Opponents of a stay-at-home order point to signs that people are taking personal responsibility: Traffic counts are down 80 percent, public transit ridership has dropped 45 percent, people are, for the most part, obeying the glowing orange signs that say the beaches are closed.
“I’m not so sure that issuing an order to the public that essentially becomes law is either fair or necessary at this point,” Desjarlais said.
Opponents of a mandatory order point to business owners like Ruth Ann Yeoman, who has owned Blake’s Barber Styling on the city’s main drag for the last 40 years. Her business is hurting just like all the others, but she said she feels an obligation to safeguard the public, even if there’s no mandatory order.
A sign on the door tells clients to call their barber, and a conversation ensues about how the customer has been feeling. If they’re symptom-free, the barbers ask if they’re willing to wear a mask.
“We’re certainly not being careless, and we’re not totally shut down. So we are able to serve and provide a little bit of funding for ourselves. It’s not a lot, maybe just enough to pay for the gas there and back, but it’s something.”
Still with every expense, she and her husband reach deeper into their retirement nest egg, which is already invested in a stock market that has been buffeted by the coronavirus crisis. The compromise, she says, is keeping them safe and their business afloat.
“We’re being a little picky,” she said. “I don’t want to either give it to one of my clients, nor receive it from one of my clients.”
But outside the doors of her shop, everyone wasn’t heeding the soft admonition to simply stay home. A group of skateboarders rolled up the nearly empty street, passed by a couple out for a jog and a group of motorcyclists pulling up to a restaurant. A few blocks away, a group of young adults played a night game of volleyball in a well-lit park.

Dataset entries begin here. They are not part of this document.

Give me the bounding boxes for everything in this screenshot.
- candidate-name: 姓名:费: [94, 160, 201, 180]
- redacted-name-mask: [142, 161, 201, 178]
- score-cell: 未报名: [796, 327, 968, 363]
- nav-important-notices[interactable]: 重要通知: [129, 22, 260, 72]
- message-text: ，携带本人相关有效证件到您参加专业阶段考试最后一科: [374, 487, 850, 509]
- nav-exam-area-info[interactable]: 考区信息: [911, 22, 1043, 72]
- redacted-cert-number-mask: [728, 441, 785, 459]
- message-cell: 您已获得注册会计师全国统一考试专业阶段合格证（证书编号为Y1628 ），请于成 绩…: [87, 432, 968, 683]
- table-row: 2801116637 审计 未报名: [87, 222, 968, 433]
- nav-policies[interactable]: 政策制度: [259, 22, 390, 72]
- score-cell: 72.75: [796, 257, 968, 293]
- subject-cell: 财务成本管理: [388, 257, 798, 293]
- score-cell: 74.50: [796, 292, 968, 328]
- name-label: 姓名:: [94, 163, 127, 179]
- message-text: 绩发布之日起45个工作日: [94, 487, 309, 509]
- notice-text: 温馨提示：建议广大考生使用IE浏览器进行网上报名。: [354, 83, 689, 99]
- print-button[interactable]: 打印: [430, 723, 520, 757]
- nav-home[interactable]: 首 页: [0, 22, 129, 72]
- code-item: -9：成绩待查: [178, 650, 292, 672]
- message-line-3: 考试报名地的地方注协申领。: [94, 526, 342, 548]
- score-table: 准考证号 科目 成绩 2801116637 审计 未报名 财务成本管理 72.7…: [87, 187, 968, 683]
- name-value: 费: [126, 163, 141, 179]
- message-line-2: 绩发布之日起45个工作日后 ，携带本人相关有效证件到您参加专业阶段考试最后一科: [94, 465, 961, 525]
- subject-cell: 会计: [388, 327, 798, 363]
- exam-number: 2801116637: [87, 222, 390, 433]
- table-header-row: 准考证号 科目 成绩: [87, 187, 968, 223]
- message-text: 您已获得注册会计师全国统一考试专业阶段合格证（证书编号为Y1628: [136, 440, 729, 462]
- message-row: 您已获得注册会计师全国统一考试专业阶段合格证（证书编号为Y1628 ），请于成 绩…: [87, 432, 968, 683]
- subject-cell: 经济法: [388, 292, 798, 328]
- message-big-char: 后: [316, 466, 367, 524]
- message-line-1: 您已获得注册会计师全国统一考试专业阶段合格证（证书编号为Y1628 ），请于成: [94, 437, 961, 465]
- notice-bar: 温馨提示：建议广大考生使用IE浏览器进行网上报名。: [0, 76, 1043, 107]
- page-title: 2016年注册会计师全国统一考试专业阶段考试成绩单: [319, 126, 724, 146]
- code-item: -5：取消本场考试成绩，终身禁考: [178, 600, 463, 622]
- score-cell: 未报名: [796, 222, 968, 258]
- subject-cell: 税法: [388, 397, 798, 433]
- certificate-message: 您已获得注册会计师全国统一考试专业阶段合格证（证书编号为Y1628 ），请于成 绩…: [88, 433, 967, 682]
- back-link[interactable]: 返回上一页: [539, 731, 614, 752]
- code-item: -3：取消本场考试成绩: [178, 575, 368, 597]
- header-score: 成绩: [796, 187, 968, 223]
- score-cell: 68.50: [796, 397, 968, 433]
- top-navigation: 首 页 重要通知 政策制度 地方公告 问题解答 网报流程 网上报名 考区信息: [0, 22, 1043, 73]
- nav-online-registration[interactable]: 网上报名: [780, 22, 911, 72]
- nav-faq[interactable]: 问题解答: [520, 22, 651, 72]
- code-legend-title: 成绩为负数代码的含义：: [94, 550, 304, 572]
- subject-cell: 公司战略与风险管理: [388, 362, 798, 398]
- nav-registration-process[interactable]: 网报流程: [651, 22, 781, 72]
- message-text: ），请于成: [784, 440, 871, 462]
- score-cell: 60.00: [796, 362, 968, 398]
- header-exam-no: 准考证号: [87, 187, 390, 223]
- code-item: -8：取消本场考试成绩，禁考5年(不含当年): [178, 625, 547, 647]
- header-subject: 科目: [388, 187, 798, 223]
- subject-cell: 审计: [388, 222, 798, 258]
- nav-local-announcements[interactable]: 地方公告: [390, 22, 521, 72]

Area leaders continue to nudge them to go home. On Friday, Lee County pinged area cellphones with a public alert, encouraging — but not mandating — that people spend the weekend at home. A day later, a similar alert went out, noting that the Florida surgeon general recommended people over 65 stay inside and isolated.
They hoped that a council meeting, aimed for early this week, would bring more clarity or consensus, even as the number of infections increases.
“That number is rising,” Mayor Randall Henderson told The Washington Post on Thursday, when there were 52 coronavirus cases.
“Hopefully as the days go on, we’re going to see that number stabilize. If we get out of this with no more deaths, I think we’ll count our lucky stars.”
But that luck would not last even the rest of the day.
That night, the health department announced that another person in the county had died of covid-19.